So, looking out in the community and ask yourself, “Well, how could we make this happen? We can get people from food service organizations, or restaurants and kitchens and commercial kitchens, and ask them to be involved. And then who could we be serving? Well, who’s the most important population in need?”

So, she looked outside, not just in her own head, but she looked outside in the community for ideas about what could be done to improve, then she ran that by some people who were close to her to test these ideas, and then they set up little experiments to try it out, then things began to work and come together. So, it’s about searching for opportunities by seizing the initiative and looking outward for innovative ways to improve. And then, by experimenting and taking risks, by constantly generating little ideas that can help them to take action on that vision that they had.

Pete Mockaitis
Any pro tips for sparking more ideas when you’re in the heat of things?

Jim Kouzes
So, here’s one idea that I think anyone can use that will help them be more curious and more innovative and creative. The idea, actually, talking about looking outward for ideas, came to us from a participant in a workshop. We had this idea of sitting down and asking your team at least once a week, “What have you done over the last week to improve so that you’re better this week than you were a week ago?”

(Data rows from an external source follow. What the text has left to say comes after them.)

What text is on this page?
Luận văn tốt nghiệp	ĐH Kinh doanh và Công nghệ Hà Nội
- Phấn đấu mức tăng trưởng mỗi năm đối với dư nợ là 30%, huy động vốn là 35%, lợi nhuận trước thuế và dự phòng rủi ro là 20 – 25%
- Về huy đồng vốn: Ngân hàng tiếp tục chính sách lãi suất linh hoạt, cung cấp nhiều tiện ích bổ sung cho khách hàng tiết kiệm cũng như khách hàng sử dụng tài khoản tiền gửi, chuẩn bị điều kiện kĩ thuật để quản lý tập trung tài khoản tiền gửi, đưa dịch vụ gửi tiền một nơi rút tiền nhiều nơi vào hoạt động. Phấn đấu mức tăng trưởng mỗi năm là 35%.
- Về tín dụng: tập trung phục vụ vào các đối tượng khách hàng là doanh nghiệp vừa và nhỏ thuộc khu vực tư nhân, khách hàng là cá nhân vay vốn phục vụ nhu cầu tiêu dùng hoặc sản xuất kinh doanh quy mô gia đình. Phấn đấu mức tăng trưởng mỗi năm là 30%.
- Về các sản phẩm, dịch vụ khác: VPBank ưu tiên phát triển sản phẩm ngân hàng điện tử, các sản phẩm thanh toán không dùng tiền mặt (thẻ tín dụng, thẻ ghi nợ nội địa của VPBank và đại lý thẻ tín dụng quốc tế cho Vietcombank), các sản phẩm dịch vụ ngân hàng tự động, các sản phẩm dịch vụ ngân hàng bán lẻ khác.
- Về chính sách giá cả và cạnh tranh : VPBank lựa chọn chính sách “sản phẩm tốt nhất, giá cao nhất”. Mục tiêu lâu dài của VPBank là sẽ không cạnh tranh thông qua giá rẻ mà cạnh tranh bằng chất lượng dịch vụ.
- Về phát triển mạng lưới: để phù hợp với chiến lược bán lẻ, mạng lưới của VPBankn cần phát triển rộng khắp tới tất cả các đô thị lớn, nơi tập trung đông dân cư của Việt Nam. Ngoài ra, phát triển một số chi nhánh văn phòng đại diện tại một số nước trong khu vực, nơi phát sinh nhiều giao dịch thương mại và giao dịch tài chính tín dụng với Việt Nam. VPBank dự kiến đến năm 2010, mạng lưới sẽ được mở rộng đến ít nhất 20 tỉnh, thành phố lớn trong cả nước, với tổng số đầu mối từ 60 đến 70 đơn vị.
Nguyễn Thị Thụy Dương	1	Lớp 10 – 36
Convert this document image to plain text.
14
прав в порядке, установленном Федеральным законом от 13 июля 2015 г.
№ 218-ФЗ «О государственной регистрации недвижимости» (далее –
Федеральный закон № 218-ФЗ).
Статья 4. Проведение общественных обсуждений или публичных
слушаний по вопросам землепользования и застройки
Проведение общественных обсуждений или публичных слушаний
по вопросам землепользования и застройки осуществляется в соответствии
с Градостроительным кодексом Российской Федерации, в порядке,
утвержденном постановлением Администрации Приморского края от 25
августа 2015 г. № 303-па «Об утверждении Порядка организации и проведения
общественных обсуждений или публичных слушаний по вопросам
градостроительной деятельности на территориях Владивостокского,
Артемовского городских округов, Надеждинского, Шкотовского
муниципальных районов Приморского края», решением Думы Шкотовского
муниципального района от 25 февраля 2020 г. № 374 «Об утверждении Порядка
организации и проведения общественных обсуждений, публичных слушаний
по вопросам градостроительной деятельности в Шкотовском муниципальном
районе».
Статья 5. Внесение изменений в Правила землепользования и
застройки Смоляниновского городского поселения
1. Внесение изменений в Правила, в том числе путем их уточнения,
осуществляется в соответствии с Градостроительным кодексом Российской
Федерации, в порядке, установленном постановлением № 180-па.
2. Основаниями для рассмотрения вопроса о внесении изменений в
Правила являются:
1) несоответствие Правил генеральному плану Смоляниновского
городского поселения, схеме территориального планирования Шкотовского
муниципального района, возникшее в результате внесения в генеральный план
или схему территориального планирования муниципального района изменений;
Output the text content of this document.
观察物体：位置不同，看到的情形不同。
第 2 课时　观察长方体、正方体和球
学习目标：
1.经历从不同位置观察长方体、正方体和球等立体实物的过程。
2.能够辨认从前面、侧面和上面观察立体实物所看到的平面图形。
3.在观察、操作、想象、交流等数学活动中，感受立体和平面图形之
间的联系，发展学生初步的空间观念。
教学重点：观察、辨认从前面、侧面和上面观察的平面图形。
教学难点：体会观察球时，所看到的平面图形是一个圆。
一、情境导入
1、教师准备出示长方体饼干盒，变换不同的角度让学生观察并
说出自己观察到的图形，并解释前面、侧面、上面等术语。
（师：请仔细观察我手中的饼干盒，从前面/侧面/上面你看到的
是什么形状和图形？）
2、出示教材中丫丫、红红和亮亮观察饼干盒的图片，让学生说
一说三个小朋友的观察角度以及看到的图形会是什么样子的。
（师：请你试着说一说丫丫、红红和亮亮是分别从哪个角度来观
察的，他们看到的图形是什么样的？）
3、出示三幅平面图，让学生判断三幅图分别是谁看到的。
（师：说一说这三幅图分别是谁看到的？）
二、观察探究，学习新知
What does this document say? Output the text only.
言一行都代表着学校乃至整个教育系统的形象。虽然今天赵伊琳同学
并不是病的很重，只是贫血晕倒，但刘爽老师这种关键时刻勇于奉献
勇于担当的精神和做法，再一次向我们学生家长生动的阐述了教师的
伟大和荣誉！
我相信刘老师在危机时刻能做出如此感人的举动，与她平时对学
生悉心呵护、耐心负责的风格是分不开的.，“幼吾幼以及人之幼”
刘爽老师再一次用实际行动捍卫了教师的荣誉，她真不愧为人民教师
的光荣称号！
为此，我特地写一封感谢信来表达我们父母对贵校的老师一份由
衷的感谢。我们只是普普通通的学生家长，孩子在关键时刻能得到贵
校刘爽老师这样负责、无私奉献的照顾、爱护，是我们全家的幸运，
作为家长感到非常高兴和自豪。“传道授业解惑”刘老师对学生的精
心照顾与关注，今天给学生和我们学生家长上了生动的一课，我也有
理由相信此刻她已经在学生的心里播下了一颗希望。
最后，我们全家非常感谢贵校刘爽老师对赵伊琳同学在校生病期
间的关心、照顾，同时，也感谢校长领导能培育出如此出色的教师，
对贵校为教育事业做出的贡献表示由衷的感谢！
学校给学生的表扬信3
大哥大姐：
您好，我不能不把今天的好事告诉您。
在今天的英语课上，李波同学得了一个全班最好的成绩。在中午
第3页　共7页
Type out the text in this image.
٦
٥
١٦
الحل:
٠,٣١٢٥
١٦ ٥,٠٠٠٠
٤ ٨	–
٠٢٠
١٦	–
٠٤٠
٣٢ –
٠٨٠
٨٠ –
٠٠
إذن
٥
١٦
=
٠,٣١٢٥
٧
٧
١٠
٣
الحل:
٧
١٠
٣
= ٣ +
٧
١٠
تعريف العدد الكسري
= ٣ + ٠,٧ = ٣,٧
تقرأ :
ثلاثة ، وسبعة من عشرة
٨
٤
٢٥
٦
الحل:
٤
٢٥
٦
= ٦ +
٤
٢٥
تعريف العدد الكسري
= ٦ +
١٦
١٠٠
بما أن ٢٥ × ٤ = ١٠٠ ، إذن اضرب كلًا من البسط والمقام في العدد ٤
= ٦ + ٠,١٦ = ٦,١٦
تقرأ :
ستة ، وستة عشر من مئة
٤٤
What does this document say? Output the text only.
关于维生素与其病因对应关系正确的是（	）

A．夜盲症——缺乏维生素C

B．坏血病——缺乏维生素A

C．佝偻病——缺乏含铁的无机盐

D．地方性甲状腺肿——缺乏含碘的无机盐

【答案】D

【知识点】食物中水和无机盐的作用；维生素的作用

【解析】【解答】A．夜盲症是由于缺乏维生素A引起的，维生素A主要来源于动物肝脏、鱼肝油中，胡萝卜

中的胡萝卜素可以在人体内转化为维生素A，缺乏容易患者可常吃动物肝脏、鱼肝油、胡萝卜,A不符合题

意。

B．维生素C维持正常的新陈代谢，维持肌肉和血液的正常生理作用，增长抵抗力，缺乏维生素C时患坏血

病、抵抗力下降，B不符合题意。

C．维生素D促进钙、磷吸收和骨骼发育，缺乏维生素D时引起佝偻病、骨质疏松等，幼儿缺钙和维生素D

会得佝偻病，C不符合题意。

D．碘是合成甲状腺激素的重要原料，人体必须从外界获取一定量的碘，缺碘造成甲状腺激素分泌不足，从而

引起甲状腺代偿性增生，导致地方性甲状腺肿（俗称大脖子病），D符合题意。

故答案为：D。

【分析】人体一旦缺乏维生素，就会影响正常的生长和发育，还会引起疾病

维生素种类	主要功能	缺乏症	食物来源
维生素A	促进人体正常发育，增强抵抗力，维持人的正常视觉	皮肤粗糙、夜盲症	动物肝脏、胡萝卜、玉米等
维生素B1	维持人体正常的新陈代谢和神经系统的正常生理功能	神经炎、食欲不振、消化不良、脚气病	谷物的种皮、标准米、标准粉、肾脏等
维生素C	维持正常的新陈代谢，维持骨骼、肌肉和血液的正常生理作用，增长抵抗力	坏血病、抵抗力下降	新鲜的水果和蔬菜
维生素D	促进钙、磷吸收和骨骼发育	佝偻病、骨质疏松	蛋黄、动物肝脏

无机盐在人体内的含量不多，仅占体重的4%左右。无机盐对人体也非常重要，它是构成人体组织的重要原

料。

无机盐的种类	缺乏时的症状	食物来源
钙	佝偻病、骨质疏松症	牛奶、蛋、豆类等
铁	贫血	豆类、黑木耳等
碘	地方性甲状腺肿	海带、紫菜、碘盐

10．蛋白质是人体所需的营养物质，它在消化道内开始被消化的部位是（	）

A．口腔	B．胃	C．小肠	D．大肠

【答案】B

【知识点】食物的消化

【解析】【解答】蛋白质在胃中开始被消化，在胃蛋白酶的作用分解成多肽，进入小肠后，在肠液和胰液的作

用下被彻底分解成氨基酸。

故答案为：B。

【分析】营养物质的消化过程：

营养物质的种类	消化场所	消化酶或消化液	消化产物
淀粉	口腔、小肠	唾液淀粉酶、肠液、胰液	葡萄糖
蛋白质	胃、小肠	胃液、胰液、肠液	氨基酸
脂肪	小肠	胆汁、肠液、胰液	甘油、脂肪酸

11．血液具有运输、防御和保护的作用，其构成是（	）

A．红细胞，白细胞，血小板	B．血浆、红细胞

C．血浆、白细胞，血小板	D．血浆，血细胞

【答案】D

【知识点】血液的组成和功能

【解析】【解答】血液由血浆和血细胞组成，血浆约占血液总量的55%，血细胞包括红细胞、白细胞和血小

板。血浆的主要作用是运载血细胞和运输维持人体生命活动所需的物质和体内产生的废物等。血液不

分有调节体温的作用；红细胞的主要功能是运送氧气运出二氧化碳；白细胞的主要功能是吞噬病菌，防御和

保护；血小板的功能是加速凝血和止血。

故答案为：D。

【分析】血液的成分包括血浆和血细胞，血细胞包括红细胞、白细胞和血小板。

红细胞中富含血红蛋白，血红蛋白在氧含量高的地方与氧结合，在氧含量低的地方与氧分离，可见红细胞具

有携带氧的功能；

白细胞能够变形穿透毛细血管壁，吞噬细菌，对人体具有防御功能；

And so, we offered that suggestion, and one of the participants in the workshop followed through and implemented that idea and came back to us four weeks later, and said, “You know what happened? The first time I asked my team to think about this question, ‘What have you learned in the last week to improve? What have you done in the last week to improve so that you’re better this week than you were a week ago?’ The first time that I asked that question,” he said, “…no one had an answer. They kind of looked at me silly, and said, ‘He’s been to a workshop. This will pass.’”

He said, “The second week, about 25%, 30% of the people had a response. Those conscientious folks who thought maybe I’d ask this question again, 75% had it the third week. You know what happened on the fourth week? They asked me what I had done in the last week to improve so I was better than I was a week ago.” So, we knew that that worked. It stuck.

So, you need to come up with some way in which you ask a question or you set up a situation in which people have to think about what they’ve done to improve, to learn, to innovate, to create. You can take people shopping for ideas. Think about organizations that do things not identical to yours but if you’re in the service business, other people in the service business that you might go and observe, who seem to be very creative and innovative. Go shopping for ideas from other people. Anything that we can do to get people to exercise curiosity about themselves and about others will be helpful to improving.

So, I like that technique of asking people, “What have you learned in the last week, or what have you done in the last week to improve so you’re better this week than you were a week ago?”

Pete Mockaitis
But it’s also, in and of itself, illustrative about how change can unfold. At first, it’s like, “Okay, blowing this guy off.” And then the second time, a couple people get on board. And then, with that consistency, there it goes, you’re off to the races.

Jim Kouzes
Absolutely. Absolutely.

Pete Mockaitis
Well, could you tell us now about the fourth practice there, enable others to act?

Jim Kouzes
Absolutely. So, enable others to act is about two things. It’s about fostering collaboration by building trust and facilitating relationships, and then about strengthening individuals by increasing their self-determination and developing their confidence. So, here’s another technique or method that can be helpful, again, one of those things that you can do almost instantaneously.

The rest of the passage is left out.